Non-Imaging Data Description

The imaging data are accompanied by a comma-separated value (.csv) file including information of the data partitioning according to the acquisition origin for each of the pseudo-identified imaging data, to further facilitate research on FL. The imaging data is complemented by comma-separated value files (.csv) that include information on the data partitioning according to the acquisition origin for each of the pseudo-identified imaging data, to further facilitate research on FL. We provide two strategies to partition the data:

  1. Natural partitioning by institution: (file: partitioning_1.csv) Each institution ID represents the originating institution.
  2. Artificial partitioning using imaging information (file: partitioning_2.csv) This is same as the institution split, but after further partitioning each of the 5 largest institutions according to the information extracted from the images. Specifically, after measuring the whole tumor size for all records, the median size was used as threshold to create extra partitions.

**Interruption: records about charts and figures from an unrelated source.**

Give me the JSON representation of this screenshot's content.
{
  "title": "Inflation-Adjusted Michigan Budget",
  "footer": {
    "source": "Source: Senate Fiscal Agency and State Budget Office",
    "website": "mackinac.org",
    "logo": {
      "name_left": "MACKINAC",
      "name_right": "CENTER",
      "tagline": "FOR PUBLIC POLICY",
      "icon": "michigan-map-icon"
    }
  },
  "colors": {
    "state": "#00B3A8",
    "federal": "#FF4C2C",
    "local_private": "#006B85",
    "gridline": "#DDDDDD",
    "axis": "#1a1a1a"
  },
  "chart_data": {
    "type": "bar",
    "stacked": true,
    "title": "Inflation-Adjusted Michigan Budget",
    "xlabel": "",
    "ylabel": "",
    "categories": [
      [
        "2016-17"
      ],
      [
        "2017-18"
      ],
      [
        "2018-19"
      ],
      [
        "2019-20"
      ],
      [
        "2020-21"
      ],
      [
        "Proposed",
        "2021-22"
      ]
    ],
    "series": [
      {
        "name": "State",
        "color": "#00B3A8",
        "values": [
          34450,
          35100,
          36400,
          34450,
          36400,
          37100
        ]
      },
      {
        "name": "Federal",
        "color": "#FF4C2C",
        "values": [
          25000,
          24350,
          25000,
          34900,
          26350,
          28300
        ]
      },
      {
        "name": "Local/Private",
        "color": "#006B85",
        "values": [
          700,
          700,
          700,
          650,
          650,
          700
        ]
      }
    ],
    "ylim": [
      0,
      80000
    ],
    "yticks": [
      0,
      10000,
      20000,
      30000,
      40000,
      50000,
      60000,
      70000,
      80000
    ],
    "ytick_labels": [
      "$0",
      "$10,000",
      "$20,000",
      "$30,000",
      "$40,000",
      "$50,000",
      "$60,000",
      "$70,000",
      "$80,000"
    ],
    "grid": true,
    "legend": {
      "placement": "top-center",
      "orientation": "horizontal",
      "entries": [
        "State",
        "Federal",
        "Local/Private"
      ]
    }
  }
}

We encourage participants to create and explore further partitioning strategies using any information they would feel is relevant, to contribute towards the generalizability of their proposed method. For task 2, however, the natural partitioning (1) may be more relevant, as each originating institution in the test set will also be associated to one “test domain”.

The case numbers in each partition of the training set are visualized below:

natural partitioning artificial partitioning

Use of Data Beyond FeTS

Participants are NOT allowed to use additional public and/or private data (from their own institutions) for extending the provided data. Similarly, using models that were pretrained on such datasets is NOT allowed. This is due to our intentions to provide a fair comparison among the participating methods.

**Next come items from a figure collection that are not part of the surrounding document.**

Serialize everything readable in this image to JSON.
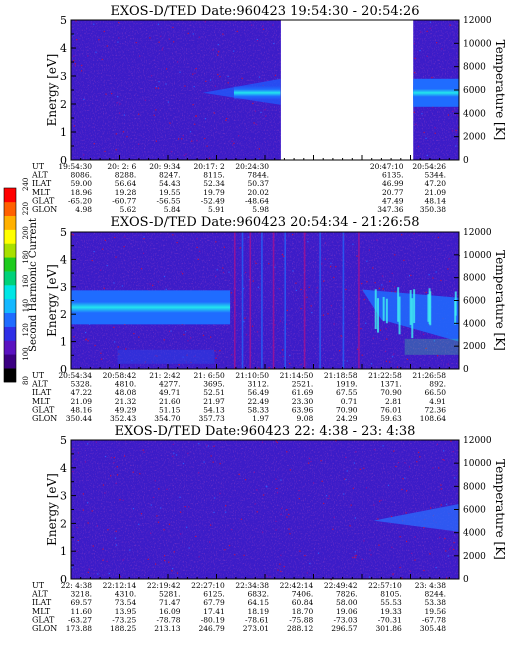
{
  "colorbar": {
    "label": "Second Harmonic Current",
    "ticks": [
      "80",
      "100",
      "120",
      "140",
      "160",
      "180",
      "200",
      "220",
      "240"
    ],
    "range": [
      80,
      240
    ],
    "colors": [
      "#000000",
      "#3b0082",
      "#5a12c0",
      "#2f2fe6",
      "#1f6cff",
      "#14b8ff",
      "#00e6e6",
      "#00d27a",
      "#1ecb1e",
      "#a8e000",
      "#ffff00",
      "#ffb000",
      "#ff6000",
      "#ff0000"
    ]
  },
  "chart_data": [
    {
      "type": "heatmap",
      "title": "EXOS-D/TED   Date:960423  19:54:30 - 20:54:26",
      "ylabel": "Energy [eV]",
      "y2label": "Temperature [K]",
      "ylim": [
        0,
        5
      ],
      "y2lim": [
        0,
        12000
      ],
      "yticks": [
        "0",
        "1",
        "2",
        "3",
        "4",
        "5"
      ],
      "y2ticks": [
        "0",
        "2000",
        "4000",
        "6000",
        "8000",
        "10000",
        "12000"
      ],
      "data_gap": [
        "20:24:30",
        "20:47:10"
      ],
      "band": {
        "energy_center_eV": 2.4,
        "note": ""
      },
      "row_labels": [
        "UT",
        "ALT",
        "ILAT",
        "MLT",
        "GLAT",
        "GLON"
      ],
      "columns": [
        {
          "UT": "19:54:30",
          "ALT": "8086.",
          "ILAT": "59.00",
          "MLT": "18.96",
          "GLAT": "-65.20",
          "GLON": "4.98"
        },
        {
          "UT": "20: 2: 6",
          "ALT": "8288.",
          "ILAT": "56.64",
          "MLT": "19.28",
          "GLAT": "-60.77",
          "GLON": "5.62"
        },
        {
          "UT": "20: 9:34",
          "ALT": "8247.",
          "ILAT": "54.43",
          "MLT": "19.55",
          "GLAT": "-56.55",
          "GLON": "5.84"
        },
        {
          "UT": "20:17: 2",
          "ALT": "8115.",
          "ILAT": "52.34",
          "MLT": "19.79",
          "GLAT": "-52.49",
          "GLON": "5.91"
        },
        {
          "UT": "20:24:30",
          "ALT": "7844.",
          "ILAT": "50.37",
          "MLT": "20.02",
          "GLAT": "-48.64",
          "GLON": "5.98"
        },
        {
          "UT": "20:47:10",
          "ALT": "6135.",
          "ILAT": "46.99",
          "MLT": "20.77",
          "GLAT": "47.49",
          "GLON": "347.36"
        },
        {
          "UT": "20:54:26",
          "ALT": "5344.",
          "ILAT": "47.20",
          "MLT": "21.09",
          "GLAT": "48.14",
          "GLON": "350.38"
        }
      ]
    },
    {
      "type": "heatmap",
      "title": "EXOS-D/TED   Date:960423  20:54:34 - 21:26:58",
      "ylabel": "Energy [eV]",
      "y2label": "Temperature [K]",
      "ylim": [
        0,
        5
      ],
      "y2lim": [
        0,
        12000
      ],
      "yticks": [
        "0",
        "1",
        "2",
        "3",
        "4",
        "5"
      ],
      "y2ticks": [
        "0",
        "2000",
        "4000",
        "6000",
        "8000",
        "10000",
        "12000"
      ],
      "band": {
        "energy_center_eV": 2.2
      },
      "row_labels": [
        "UT",
        "ALT",
        "ILAT",
        "MLT",
        "GLAT",
        "GLON"
      ],
      "columns": [
        {
          "UT": "20:54:34",
          "ALT": "5328.",
          "ILAT": "47.22",
          "MLT": "21.09",
          "GLAT": "48.16",
          "GLON": "350.44"
        },
        {
          "UT": "20:58:42",
          "ALT": "4810.",
          "ILAT": "48.08",
          "MLT": "21.32",
          "GLAT": "49.29",
          "GLON": "352.43"
        },
        {
          "UT": "21: 2:42",
          "ALT": "4277.",
          "ILAT": "49.71",
          "MLT": "21.60",
          "GLAT": "51.15",
          "GLON": "354.70"
        },
        {
          "UT": "21: 6:50",
          "ALT": "3695.",
          "ILAT": "52.51",
          "MLT": "21.97",
          "GLAT": "54.13",
          "GLON": "357.73"
        },
        {
          "UT": "21:10:50",
          "ALT": "3112.",
          "ILAT": "56.49",
          "MLT": "22.49",
          "GLAT": "58.33",
          "GLON": "1.97"
        },
        {
          "UT": "21:14:50",
          "ALT": "2521.",
          "ILAT": "61.69",
          "MLT": "23.30",
          "GLAT": "63.96",
          "GLON": "9.08"
        },
        {
          "UT": "21:18:58",
          "ALT": "1919.",
          "ILAT": "67.55",
          "MLT": "0.71",
          "GLAT": "70.90",
          "GLON": "24.29"
        },
        {
          "UT": "21:22:58",
          "ALT": "1371.",
          "ILAT": "70.90",
          "MLT": "2.81",
          "GLAT": "76.01",
          "GLON": "59.63"
        },
        {
          "UT": "21:26:58",
          "ALT": "892.",
          "ILAT": "66.50",
          "MLT": "4.91",
          "GLAT": "72.36",
          "GLON": "108.64"
        }
      ]
    },
    {
      "type": "heatmap",
      "title": "EXOS-D/TED   Date:960423  22: 4:38 - 23: 4:38",
      "ylabel": "Energy [eV]",
      "y2label": "Temperature [K]",
      "ylim": [
        0,
        5
      ],
      "y2lim": [
        0,
        12000
      ],
      "yticks": [
        "0",
        "1",
        "2",
        "3",
        "4",
        "5"
      ],
      "y2ticks": [
        "0",
        "2000",
        "4000",
        "6000",
        "8000",
        "10000",
        "12000"
      ],
      "row_labels": [
        "UT",
        "ALT",
        "ILAT",
        "MLT",
        "GLAT",
        "GLON"
      ],
      "columns": [
        {
          "UT": "22: 4:38",
          "ALT": "3218.",
          "ILAT": "69.57",
          "MLT": "11.60",
          "GLAT": "-63.27",
          "GLON": "173.88"
        },
        {
          "UT": "22:12:14",
          "ALT": "4310.",
          "ILAT": "73.54",
          "MLT": "13.95",
          "GLAT": "-73.25",
          "GLON": "188.25"
        },
        {
          "UT": "22:19:42",
          "ALT": "5281.",
          "ILAT": "71.47",
          "MLT": "16.09",
          "GLAT": "-78.78",
          "GLON": "213.13"
        },
        {
          "UT": "22:27:10",
          "ALT": "6125.",
          "ILAT": "67.79",
          "MLT": "17.41",
          "GLAT": "-80.19",
          "GLON": "246.79"
        },
        {
          "UT": "22:34:38",
          "ALT": "6832.",
          "ILAT": "64.15",
          "MLT": "18.19",
          "GLAT": "-78.61",
          "GLON": "273.01"
        },
        {
          "UT": "22:42:14",
          "ALT": "7406.",
          "ILAT": "60.84",
          "MLT": "18.70",
          "GLAT": "-75.88",
          "GLON": "288.12"
        },
        {
          "UT": "22:49:42",
          "ALT": "7826.",
          "ILAT": "58.00",
          "MLT": "19.06",
          "GLAT": "-73.03",
          "GLON": "296.57"
        },
        {
          "UT": "22:57:10",
          "ALT": "8105.",
          "ILAT": "55.53",
          "MLT": "19.33",
          "GLAT": "-70.31",
          "GLON": "301.86"
        },
        {
          "UT": "23: 4:38",
          "ALT": "8244.",
          "ILAT": "53.38",
          "MLT": "19.56",
          "GLAT": "-67.78",
          "GLON": "305.48"
        }
      ]
    }
  ]
}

Data Usage Agreement and Citations

You are free to use and/or refer to the FeTS datasets in your own research, provided that you always cite the following three manuscripts:

[1] S. Pati, U. Baid, M. Zenk, B. Edwards, M. J. Sheller, G. A. Reina, et al., “The Federated Tumor Segmentation (FeTS) Challenge”, arXiv preprint arXiv:2105.05874 (2021)

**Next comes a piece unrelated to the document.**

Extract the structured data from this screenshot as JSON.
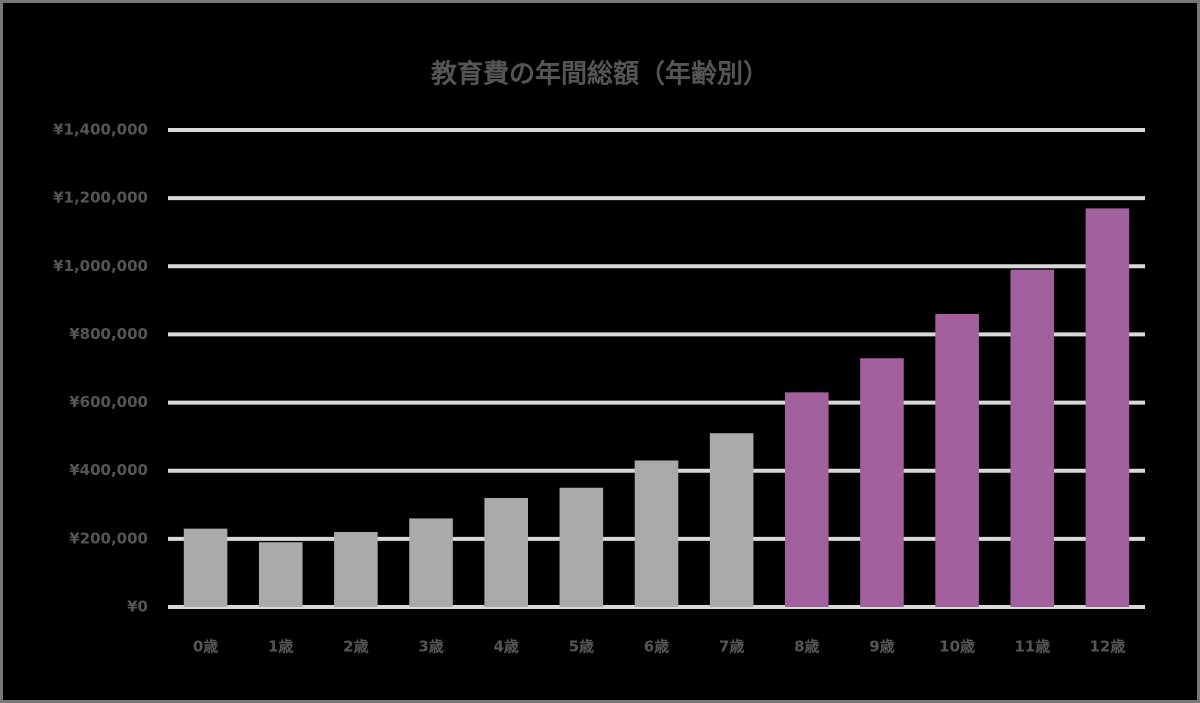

[2] G.A.Reina, A.Gruzdev, P.Foley, O.Perepelkina, M.Sharma, I.Davidyuk, et al., “OpenFL: An open-source framework for Federated Learning”, arXiv preprint arXiv:2105.06413 (2021)

[3] S. Bakas, H. Akbari, A. Sotiras, M. Bilello, M. Rozycki, J.S. Kirby, et al., “Advancing The Cancer Genome Atlas glioma MRI collections with expert segmentation labels and radiomic features”, Nature Scientific Data, 4:170117 (2017) DOI: 10.1038/sdata.2017.117

Additionally, the manuscript below contains results of a simulated study directly related to the FeTS challenge.

[4] M.J.Sheller, B.Edwards, G.A.Reina, J.Martin, S.Pati, A.Kotrotsou, et al., “Federated learning in medicine: facilitating multi-institutional collaborations without sharing patient data”, Nature Scientific Reports, 10:12598 (2020) DOI: 10.1038/s41598-020-69250-1

Finally, the following is a data citations directly referring to the TCGA-GBM and TCGA-LGG collections used as part of the FeTS dataset.

[5] S. Bakas, H. Akbari, A. Sotiras, M. Bilello, M. Rozycki, J. Kirby, et al., “Segmentation Labels and Radiomic Features for the Pre-operative Scans of the TCGA-GBM collection”, The Cancer Imaging Archive, 2017. DOI: 10.7937/K9/TCIA.2017.KLXWJJ1Q

[6] S. Bakas, H. Akbari, A. Sotiras, M. Bilello, M. Rozycki, J. Kirby, et al., “Segmentation Labels and Radiomic Features for the Pre-operative Scans of the TCGA-LGG collection”, The Cancer Imaging Archive, 2017. DOI: 10.7937/K9/TCIA.2017.GJQ7R0EF

Note: Use of the FeTS datasets for creating and submitting benchmark results for publication on MLPerf.org is considered non-commercial use. It is further acceptable to republish results published on MLPerf.org, as well as to create unverified benchmark results consistent with the MLPerf.org rules in other locations. Please note that you should always adhere to the FeTS data usage guidelines and cite appropriately the aforementioned publications, as well as to the terms of use required by MLPerf.org.